MRSA originally appeared in the ‘60s, but it was not until the ‘80s that more virulent strains became apparent in health service premises. These epidemic strains (EMRSA) have an enhanced ability to spread and thus constitute a greater hazard.

For most healthy people there is no threat, even when they are colonised by MRSA. However MRSA presents problems for patients or staff whose immune system is compromised or who have open access to their body via, for example, wounds, catheters or drips. For these people the combination of easy transferability (e.g. by skin contact), access, and resistance makes it potent threat. The result could be an infection which will slow down recovery, or more serious diseases such as blood poisoning or bronchopneumonia.

Evidence shows that MRSA may be more virulent than ordinary SA, although some reports do not support this. But as both types are potentially dangerous, procedures, should address both. The main difference is that patients who are infected with MRSA need to be treated using expensive antibiotics such as vancomycin.

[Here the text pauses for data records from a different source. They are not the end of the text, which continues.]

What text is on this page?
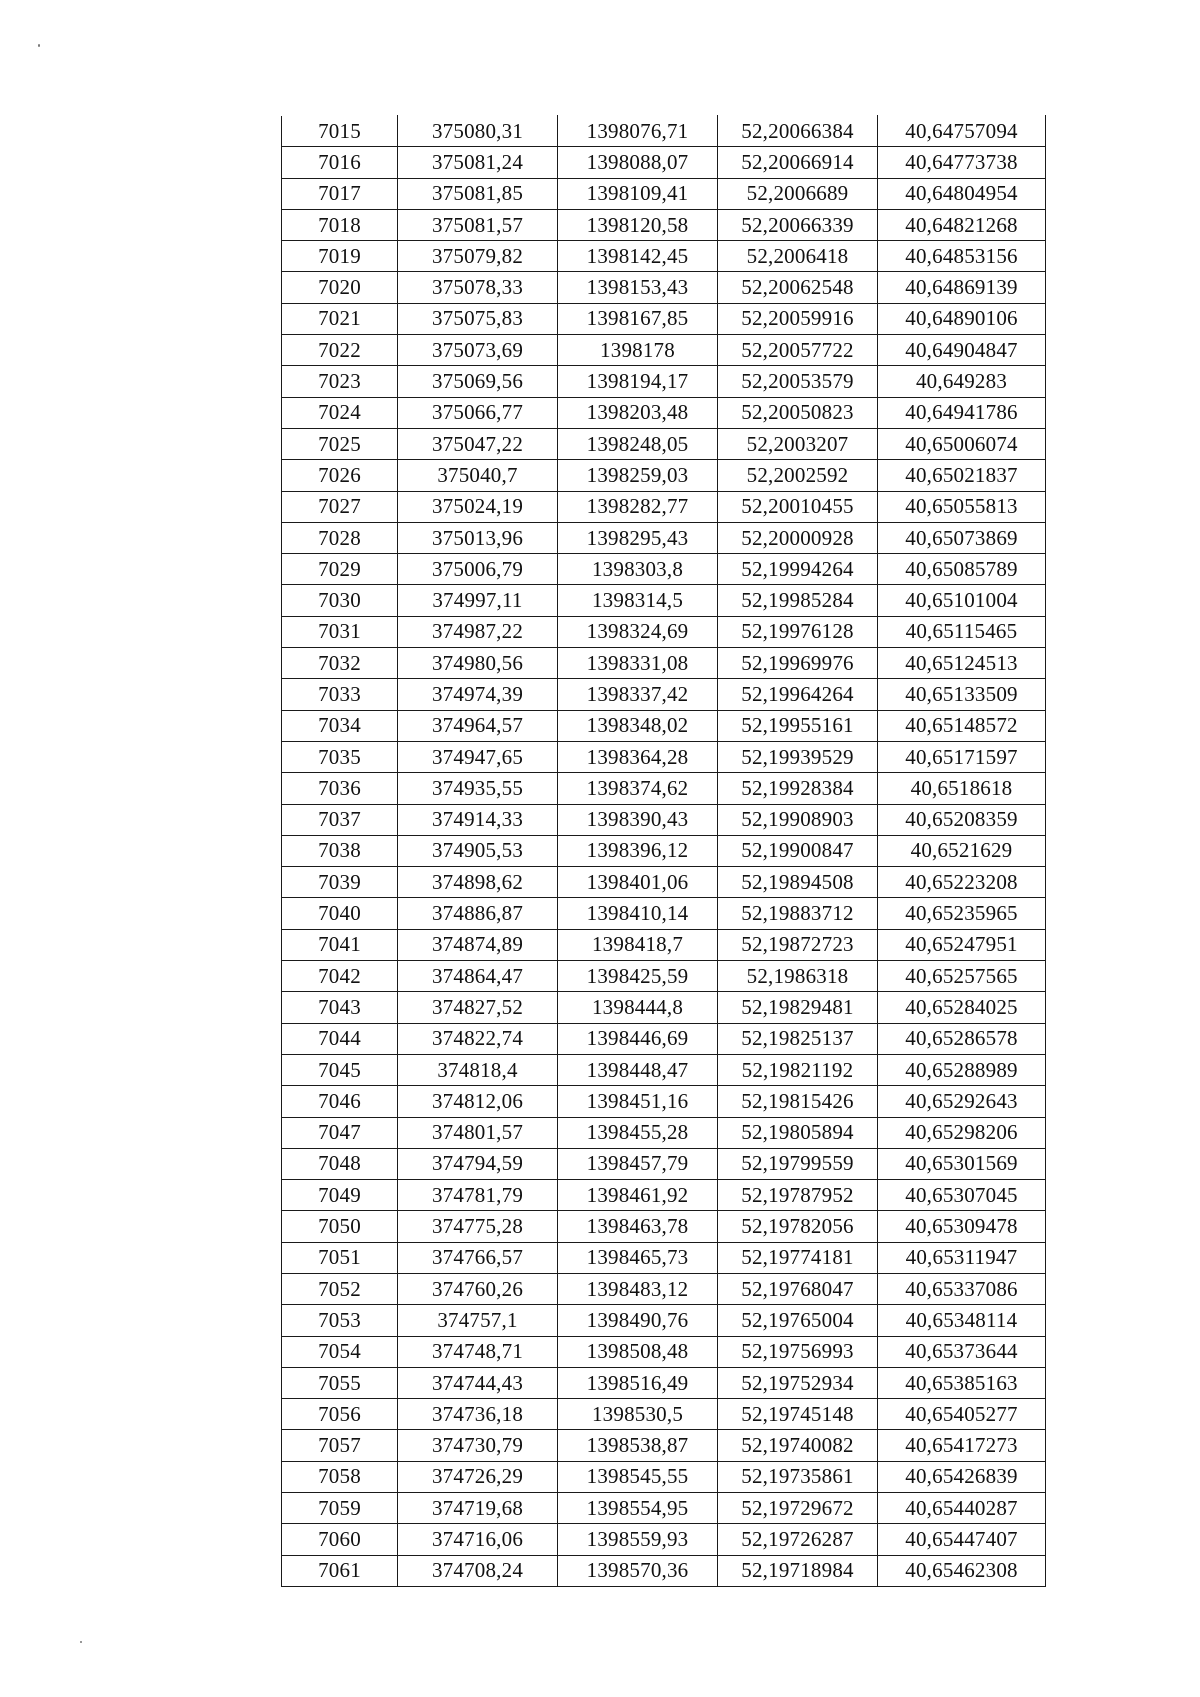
7015	375080,31	1398076,71	52,20066384	40,64757094
7016	375081,24	1398088,07	52,20066914	40,64773738
7017	375081,85	1398109,41	52,2006689	40,64804954
7018	375081,57	1398120,58	52,20066339	40,64821268
7019	375079,82	1398142,45	52,2006418	40,64853156
7020	375078,33	1398153,43	52,20062548	40,64869139
7021	375075,83	1398167,85	52,20059916	40,64890106
7022	375073,69	1398178	52,20057722	40,64904847
7023	375069,56	1398194,17	52,20053579	40,649283
7024	375066,77	1398203,48	52,20050823	40,64941786
7025	375047,22	1398248,05	52,2003207	40,65006074
7026	375040,7	1398259,03	52,2002592	40,65021837
7027	375024,19	1398282,77	52,20010455	40,65055813
7028	375013,96	1398295,43	52,20000928	40,65073869
7029	375006,79	1398303,8	52,19994264	40,65085789
7030	374997,11	1398314,5	52,19985284	40,65101004
7031	374987,22	1398324,69	52,19976128	40,65115465
7032	374980,56	1398331,08	52,19969976	40,65124513
7033	374974,39	1398337,42	52,19964264	40,65133509
7034	374964,57	1398348,02	52,19955161	40,65148572
7035	374947,65	1398364,28	52,19939529	40,65171597
7036	374935,55	1398374,62	52,19928384	40,6518618
7037	374914,33	1398390,43	52,19908903	40,65208359
7038	374905,53	1398396,12	52,19900847	40,6521629
7039	374898,62	1398401,06	52,19894508	40,65223208
7040	374886,87	1398410,14	52,19883712	40,65235965
7041	374874,89	1398418,7	52,19872723	40,65247951
7042	374864,47	1398425,59	52,1986318	40,65257565
7043	374827,52	1398444,8	52,19829481	40,65284025
7044	374822,74	1398446,69	52,19825137	40,65286578
7045	374818,4	1398448,47	52,19821192	40,65288989
7046	374812,06	1398451,16	52,19815426	40,65292643
7047	374801,57	1398455,28	52,19805894	40,65298206
7048	374794,59	1398457,79	52,19799559	40,65301569
7049	374781,79	1398461,92	52,19787952	40,65307045
7050	374775,28	1398463,78	52,19782056	40,65309478
7051	374766,57	1398465,73	52,19774181	40,65311947
7052	374760,26	1398483,12	52,19768047	40,65337086
7053	374757,1	1398490,76	52,19765004	40,65348114
7054	374748,71	1398508,48	52,19756993	40,65373644
7055	374744,43	1398516,49	52,19752934	40,65385163
7056	374736,18	1398530,5	52,19745148	40,65405277
7057	374730,79	1398538,87	52,19740082	40,65417273
7058	374726,29	1398545,55	52,19735861	40,65426839
7059	374719,68	1398554,95	52,19729672	40,65440287
7060	374716,06	1398559,93	52,19726287	40,65447407
7061	374708,24	1398570,36	52,19718984	40,65462308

The chance of bacteria becoming resistant to drug treatment can be reduced by using antibiotics carefully. Whenever possible, a germ’s reaction to various antibiotics should be tested to make sure the most effective antibiotic is given. The full course of antibiotics should always be taken.

MRSA is usually passed on by human contact, often from the skin of the hands. Therefore hands should always be thoroughly washed and disposable gloves worn when changing dressings etc. to prevent spreading the germ to other people.

Hospital staff who come into contact with patients should maintain very high standards of hygiene and take extra care when treating patients with MRSA. Before examining a patient, hospital staff should make sure they have washed their hands or cleaned them with a special alcohol rub or gel. Alcohol hand gel dispensers may also be placed by patients’ beds and at the entrance to clinical areas for use by staff and visitors. If you are concerned about hygiene, don’t be afraid to ask the doctor or nurse treating you if they have washed their hands.

When in hospital, you can reduce your risk of infection by taking sensible precautions such as:

  • Keeping your hands and body clean. Take soap, a flannel and moist hand-wipes with you, as well as your own razor.
  • Always wash your hands after using the toilet or commode (many hospitals now routinely offer a hand-wipe).
  • Always wash your hands or clean them with a hand-wipe immediately before and after eating a meal.
  • Make sure your bed area is regularly cleaned and report any unclean toilet or bathroom facilities to staff.